"Elizabeth" Review
© 2000 Fontaine L.

History in textbooks is often dry, lifeless, flat. Take the reign of Queen Elizabeth of England, for example. Textbooks invariably describe her as the Virgin Queen, the queen who never married, the queen whom England loved as a mother during her forty-five years of reign. She had managed to quiet, or suppress, the restless religious conflicts for at least four decades. She had managed to avoid marriage despite urges, seemingly wanting to marry each suitor but never intending to marry any. The defeat of the Spanish Armada during her reign strengthened her position. She had a taste for the extravagant, and frequented the theaters of London. She loved her people, but was capable of being as ruthless as her father Henry VIII. And so on. The film "Elizabeth" tells the story of the first few months of the reign of this most fascinating queen in English history. And quite a dazzling story it tells.

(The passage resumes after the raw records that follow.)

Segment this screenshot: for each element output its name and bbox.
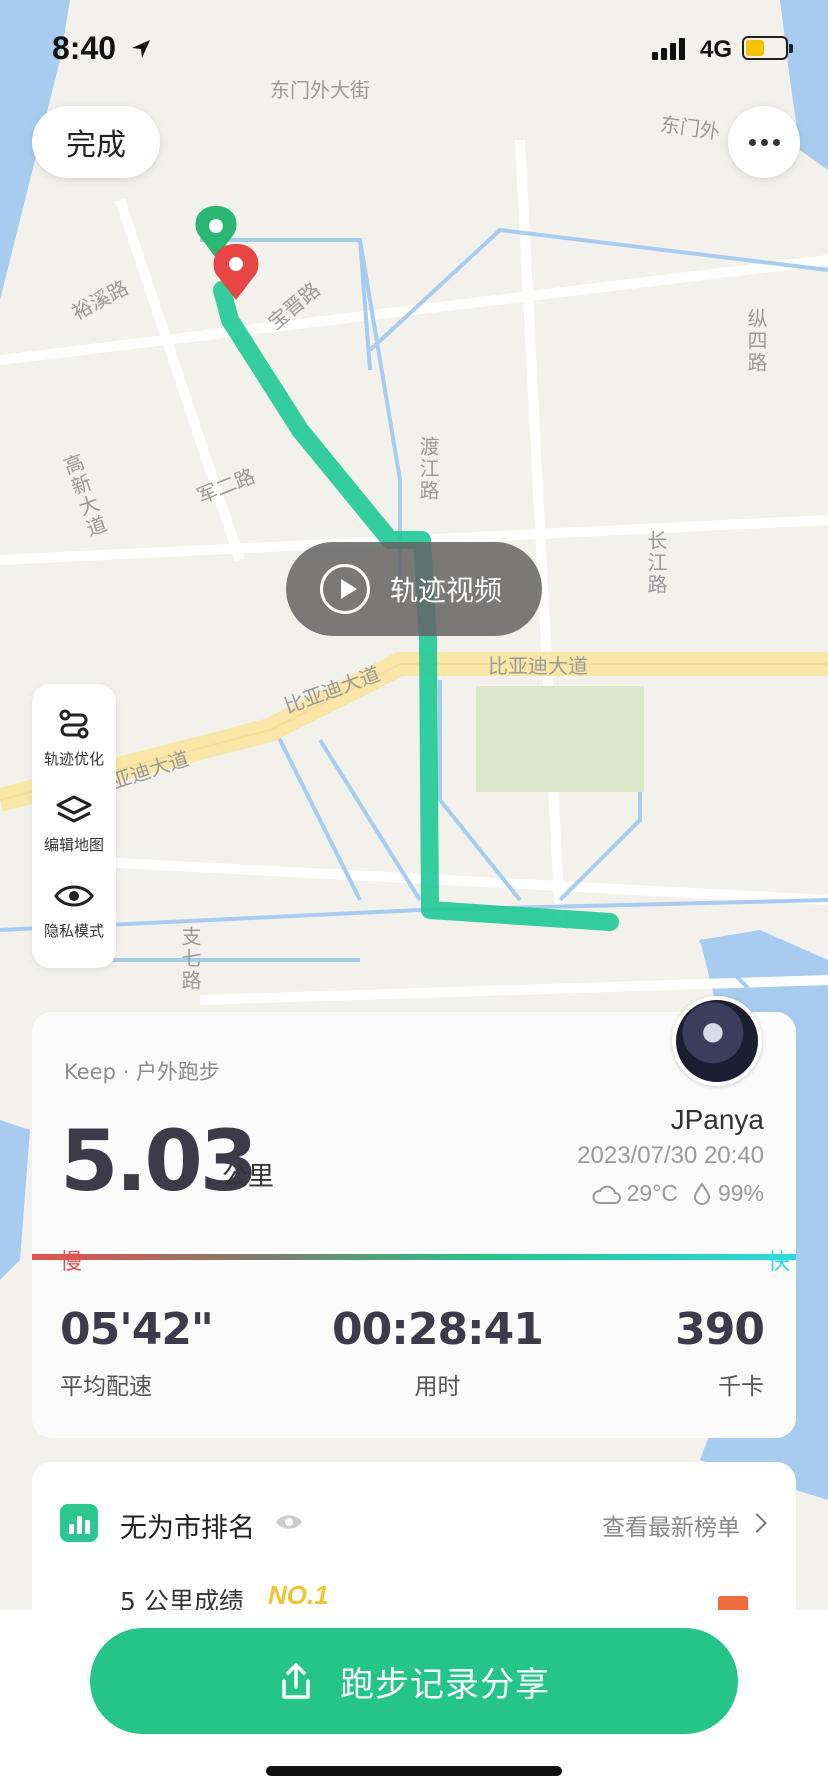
more-dot (760, 138, 768, 146)
avg-pace-metric: 05'42" 平均配速 (60, 1304, 214, 1401)
humidity: 99% (717, 1180, 764, 1206)
weather-info: 29°C 99% (591, 1180, 764, 1207)
more-dot (748, 138, 756, 146)
route-optimize-label: 轨迹优化 (43, 750, 104, 768)
rank-badge: NO.1 (268, 1580, 329, 1610)
route-optimize-button[interactable]: 轨迹优化 (32, 704, 116, 769)
duration-value: 00:28:41 (332, 1304, 544, 1355)
leaderboard-icon (60, 1504, 98, 1542)
edit-map-button[interactable]: 编辑地图 (32, 790, 116, 855)
pace-slow-label: 慢 (60, 1250, 83, 1275)
run-summary-card: Keep · 户外跑步 JPanya 2023/07/30 20:40 29°C… (32, 996, 796, 1438)
more-options-button[interactable] (728, 106, 800, 178)
pace-fast-label: 快 (767, 1250, 790, 1275)
road-label: 比亚迪大道 (488, 654, 588, 678)
pace-gradient-bar (32, 1254, 796, 1260)
route-icon (59, 709, 89, 739)
distance-unit: 公里 (222, 1162, 275, 1192)
user-name: JPanya (670, 1104, 764, 1135)
privacy-mode-button[interactable]: 隐私模式 (32, 876, 116, 941)
calories-metric: 390 千卡 (675, 1304, 765, 1401)
visibility-icon[interactable] (274, 1512, 304, 1532)
signal-icon (652, 38, 685, 60)
avg-pace-label: 平均配速 (60, 1374, 152, 1400)
road-label: 长江路 (644, 530, 668, 596)
calories-label: 千卡 (718, 1374, 764, 1400)
avatar[interactable] (672, 996, 762, 1086)
location-arrow-icon (132, 40, 150, 58)
layers-icon (56, 795, 92, 823)
duration-metric: 00:28:41 用时 (332, 1304, 544, 1401)
status-time: 8:40 (52, 30, 117, 66)
eye-icon (54, 885, 94, 907)
bottom-bar: 跑步记录分享 (0, 1610, 828, 1792)
view-leaderboard-link[interactable]: 查看最新榜单 (602, 1508, 740, 1542)
road-label: 渡江路 (416, 436, 440, 502)
track-video-label: 轨迹视频 (390, 574, 503, 607)
play-icon (320, 564, 370, 614)
run-datetime: 2023/07/30 20:40 (577, 1142, 764, 1169)
battery-icon (742, 36, 793, 60)
edit-map-label: 编辑地图 (43, 836, 104, 854)
share-run-button[interactable]: 跑步记录分享 (90, 1628, 738, 1734)
done-button[interactable]: 完成 (32, 106, 160, 178)
chevron-right-icon (747, 1513, 767, 1533)
status-bar: 8:40 4G (0, 0, 828, 100)
ranking-title: 无为市排名 (120, 1513, 255, 1544)
share-icon (282, 1663, 310, 1699)
activity-source: Keep · 户外跑步 (64, 1060, 220, 1084)
cloud-icon (592, 1185, 621, 1204)
humidity-icon (693, 1181, 710, 1205)
duration-label: 用时 (414, 1374, 461, 1400)
avg-pace-value: 05'42" (60, 1304, 214, 1355)
track-video-button[interactable]: 轨迹视频 (286, 542, 542, 636)
map-tools-panel: 轨迹优化 编辑地图 隐私模式 (32, 684, 116, 968)
road-label: 纵四路 (744, 308, 768, 374)
home-indicator[interactable] (266, 1766, 562, 1776)
more-dot (772, 138, 780, 146)
privacy-mode-label: 隐私模式 (43, 922, 104, 940)
road-label: 支七路 (178, 926, 202, 992)
share-run-label: 跑步记录分享 (340, 1664, 550, 1705)
calories-value: 390 (675, 1304, 765, 1355)
temperature: 29°C (626, 1180, 678, 1206)
network-type: 4G (700, 36, 733, 63)
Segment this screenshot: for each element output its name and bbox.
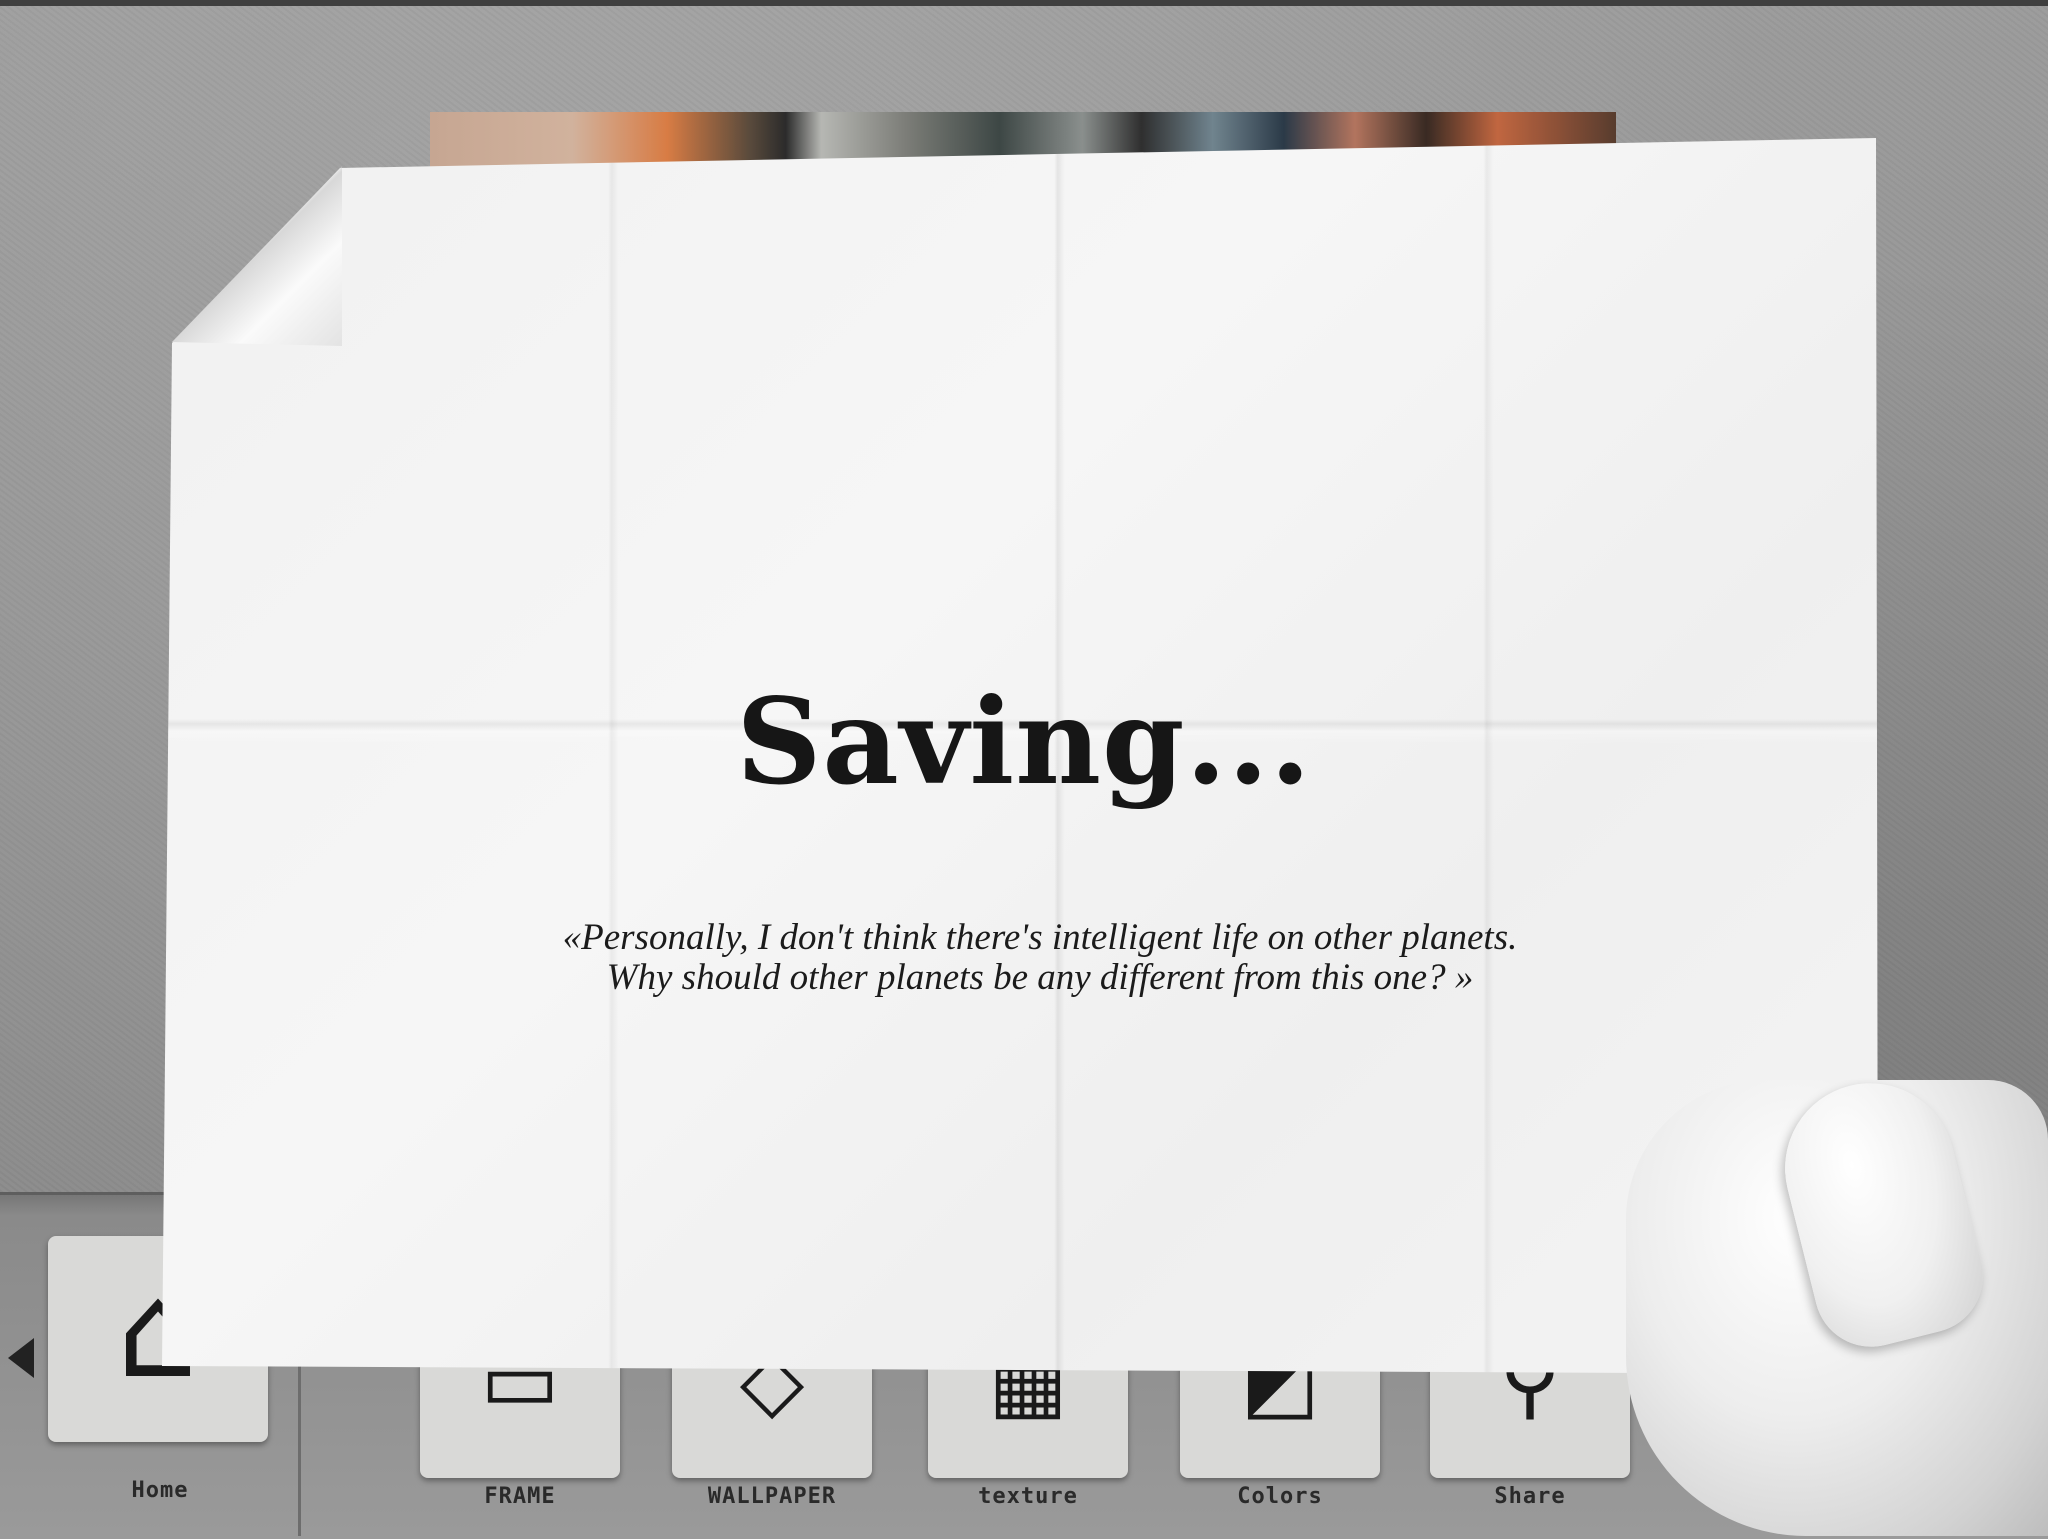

Everyone is familiar with the circumstances during which Elizabeth came to the throne. The Bloody Mary, unable to produce a heir during her reign, relinquishes the throne to her Protestant-leaning half sister Elizabeth, daughter of Anne Boleyn. Elizabeth Tudor was then only twenty-five. "Elizabeth" brings this simple transition to life, surrounding us with a maelstrom of emotions. The conspiracy and violence surrounding the questions of religion, loyalty, and the throne. The ineffectuality and tragedy of Bloody Mary on her death bed, the ruthlessness of Norfolk, the sweet innocence and determination of a bewildered Elizabeth. These are the circumstances during which Elizabeth became queen. I do not know how much of it is historically accurate, but it certainly makes the struggles of these long-dead royals more immediate, more poignant and interesting than any textbook ever could.

Thus is the spirit of the entire movie. Scholars can debate all they wish about the minute details of the film, but the average viewer is presented with an ambitious attempt to characterize the enigmatic Queen Elizabeth. The events during these few months at times fly by faster than the viewer (or Elizabeth, evidently) can digest, as the film struggles to explain Elizabeth's decision to become the Virgin Queen. I do not know whether Sir Robert really existed, but the character successfully humanizes the queen. This is one of the film's attempts to deal with the problem. Still, the events pass by in whirlwind and the viewer is left to fill in the details of Elizabeth's sometimes inexplicable changes of heart, and to imagine for themselves the consequences of the complicated interplay between religion and politics that the film could not possibly explain in two hours. It is a film primarily focused on feeling, despite telling a historic tale. It paints a poignant and fascinating, if not entirely accurate, portrait of Elizabeth and her closest subjects. It attempts to explain, if not entirely to satisfaction, the stormy circumstances surrounding the first few months of her reign. I only regret that there was not enough time in the film for them to explain much of Elizabeth's motives or thoughts. What remains are her actions and the results of the changes she goes through, though ambivalence is concealed. The film is flawed in this respect because it sometimes reaches to be overly bold, expansive, and dazzling in display. All the more fitting for the extravagance of the Elizabethan era, perhaps. But the film remains most eloquent and convincing during its quiet, poetic moments. Whereas during grander scenes or scenes of historical significance, the film can become slightly pretentious and overwrought with tragic choral music, it is the smaller moments between characters that are cherished. Between Elizabeth and Robert, or between Elizabeth and her maids. During these moments emotion practically oozes off the screen. They paint a more vivid picture of Elizabeth's existence than any scenes of active action ever could. The film owes these achievements to the masterful performance of Cate Blanchett, much more deserving of a statuette than Gwyneth Paltrow was, and Joseph Fiennes as Sir Robert, and the excruciating detail with which artists have recreated the look and feel of the beginnings of the Elizabethan era.

This, all part of the film's uncanny ability to quietly bring out what was most momentous about the era. The large, vacant spaces of the palace with its overwhelming architecture of religion and history, towering over the minuscule-looking Elizabeth. The ubiquitous presence of religion. The alternating predominant moods of red or black, festivity or morbidity. Courtship coupled with treachery; marriage coupled with death. In this sense "Elizabeth" is masterful in its recreation of atmosphere, of an era that was very much alive but very much fearful. Elizabeth, and "Elizabeth," reconciled these elements. During significant moments of Elizabeth's life, we become enveloped in glorious white, a fusion and mutual-annihilation of red and black. Destruction of past, present, church, state, romance, feeling; recombination into the Virgin Queen facade that was Elizabeth. England, here comes your queen.